No heat in it. No performance. Just a plain fact handed over the same way he handed over everything, like the truth was always the most efficient option and he had never found a reason to use anything else.
She believed him completely.
That was the thing about Damon Vayne she was going to have to stay careful about. Everything Kael had told her, the patterns, the details, the never failing, she had taken it seriously. But hearing it secondhand and sitting three feet from it were entirely different things.
He was the most dangerous person she had met in this territory.
And he still didn't know she had crossed on purpose.
She could see the shape of what he didn't know in the questions he was asking. He was working from the assumption that she was a refugee. Desperate. Running without a real direction. He was looking for the hidden thing inside a story he believed was mostly true.
He was in the right room and the wrong corner.

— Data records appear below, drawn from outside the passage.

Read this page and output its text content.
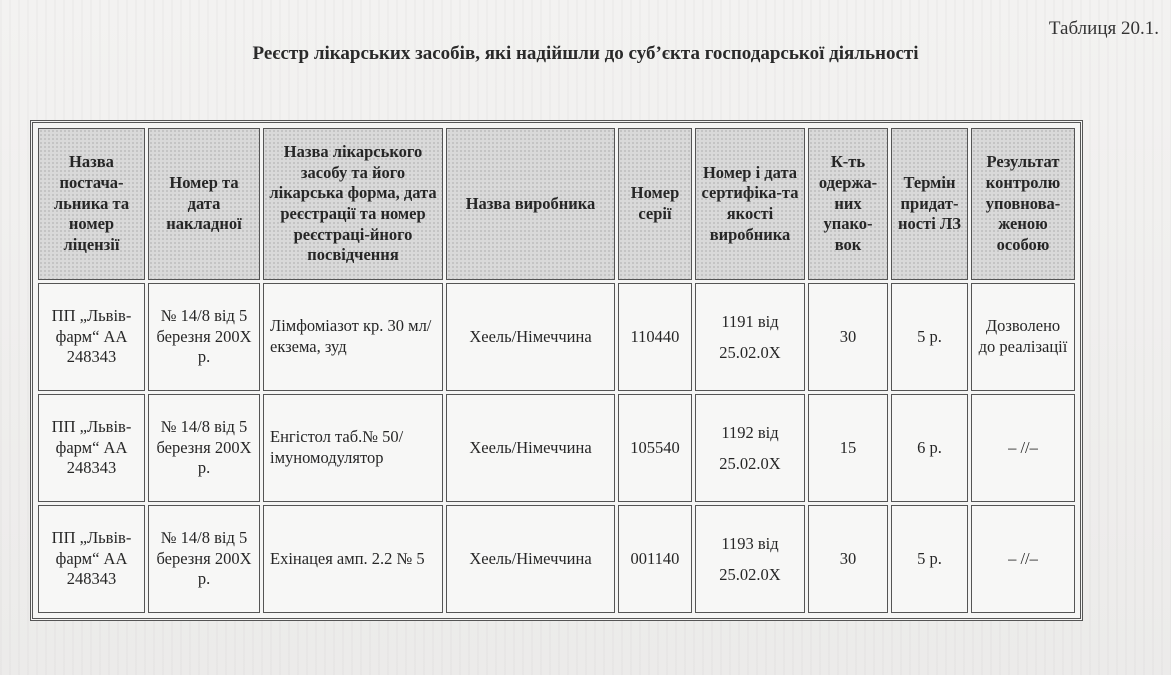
Таблиця 20.1.
Реєстр лікарських засобів, які надійшли до суб’єкта господарської діяльності
Назва постача-льника та номер ліцензії	Номер та дата накладної	Назва лікарського засобу та його лікарська форма, дата реєстрації та номер реєстраці-йного посвідчення	Назва виробника	Номер серії	Номер і дата сертифіка-та якості виробника	К-ть одержа-них упако-вок	Термін придат-ності ЛЗ	Результат контролю уповнова-женою особою
ПП „Львів-фарм“ АА 248343	№ 14/8 від 5 березня 200Х р.	Лімфоміазот кр. 30 мл/екзема, зуд	Хеель/Німеччина	110440	1191 від 25.02.0Х	30	5 р.	Дозволено до реалізації
ПП „Львів-фарм“ АА 248343	№ 14/8 від 5 березня 200Х р.	Енгістол таб.№ 50/ імуномодулятор	Хеель/Німеччина	105540	1192 від 25.02.0Х	15	6 р.	– //–
ПП „Львів-фарм“ АА 248343	№ 14/8 від 5 березня 200Х р.	Ехінацея амп. 2.2 № 5	Хеель/Німеччина	001140	1193 від 25.02.0Х	30	5 р.	– //–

She needed to keep him exactly there.
"I've already survived things that should have killed me," she said. "A raid. Four months alone. A border crossing on foot with broken ribs." She held his gaze and didn't blink. "You're dangerous. I understand that. But danger stopped scaring me the night I buried my brother."

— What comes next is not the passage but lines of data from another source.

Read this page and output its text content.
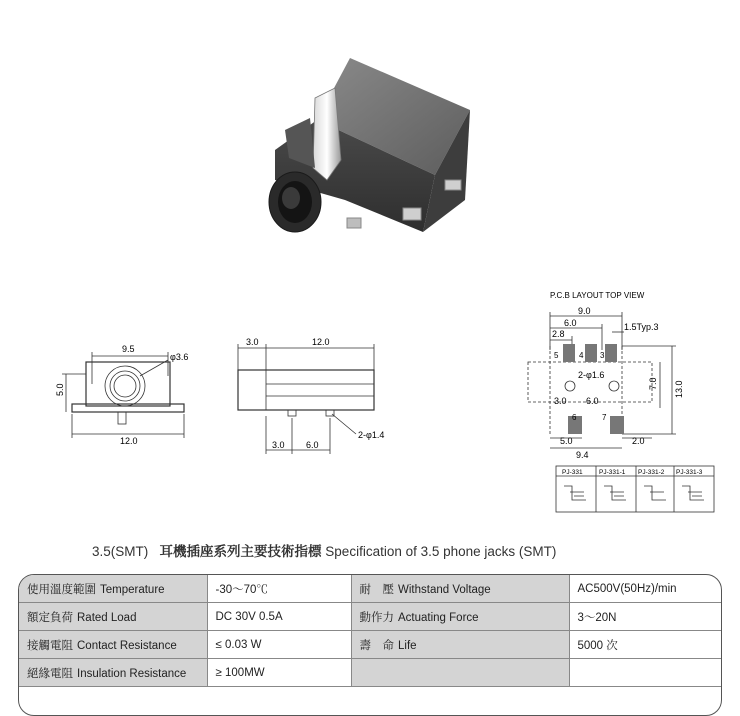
9.5
φ3.6
5.0
12.0
3.0	12.0
3.0 6.0
2-φ1.4
P.C.B LAYOUT TOP VIEW
9.0
6.0
2.8
1.5Typ.3
5	4 3
2-φ1.6
3.0 6.0
7.0 13.0
6	7
5.0	2.0
9.4
PJ-331	PJ-331-1 PJ-331-2 PJ-331-3
3.5(SMT) 耳機插座系列主要技術指標 Specification of 3.5 phone jacks (SMT)
使用溫度範圍 Temperature	-30～70℃	耐　壓 Withstand Voltage	AC500V(50Hz)/min
額定負荷 Rated Load	DC 30V 0.5A	動作力 Actuating Force	3～20N
接觸電阻 Contact Resistance	≤ 0.03 W	壽　命 Life	5000 次
絕緣電阻 Insulation Resistance	≥ 100MW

Something moved in his expression. Brief, just a second. Something that wasn't calculation, something more human than that, there and gone before she could put a name to it.
He stood.
"How old was he?" Damon asked.
She hadn't prepared for that question. Of everything he could have said that was the last thing she'd expected from him.
"Twenty-two," she said.
He nodded once, then looked across at Kael. Something passed between the two cousins, quick and silent, built from a lifetime of knowing each other. She couldn't read it.
Then he walked to the door.
"I'll be back," he said.
The door closed.
Aria let out a slow breath and looked at her hands in her lap. Completely still. She was proud of that.
"He believed you," Kael said quietly from across the room.
She looked up.
"For now," she said. "He believed m
e for now."
That was the only thing that mattered.
For now was enough.
She just had to make sure it lasted long enough.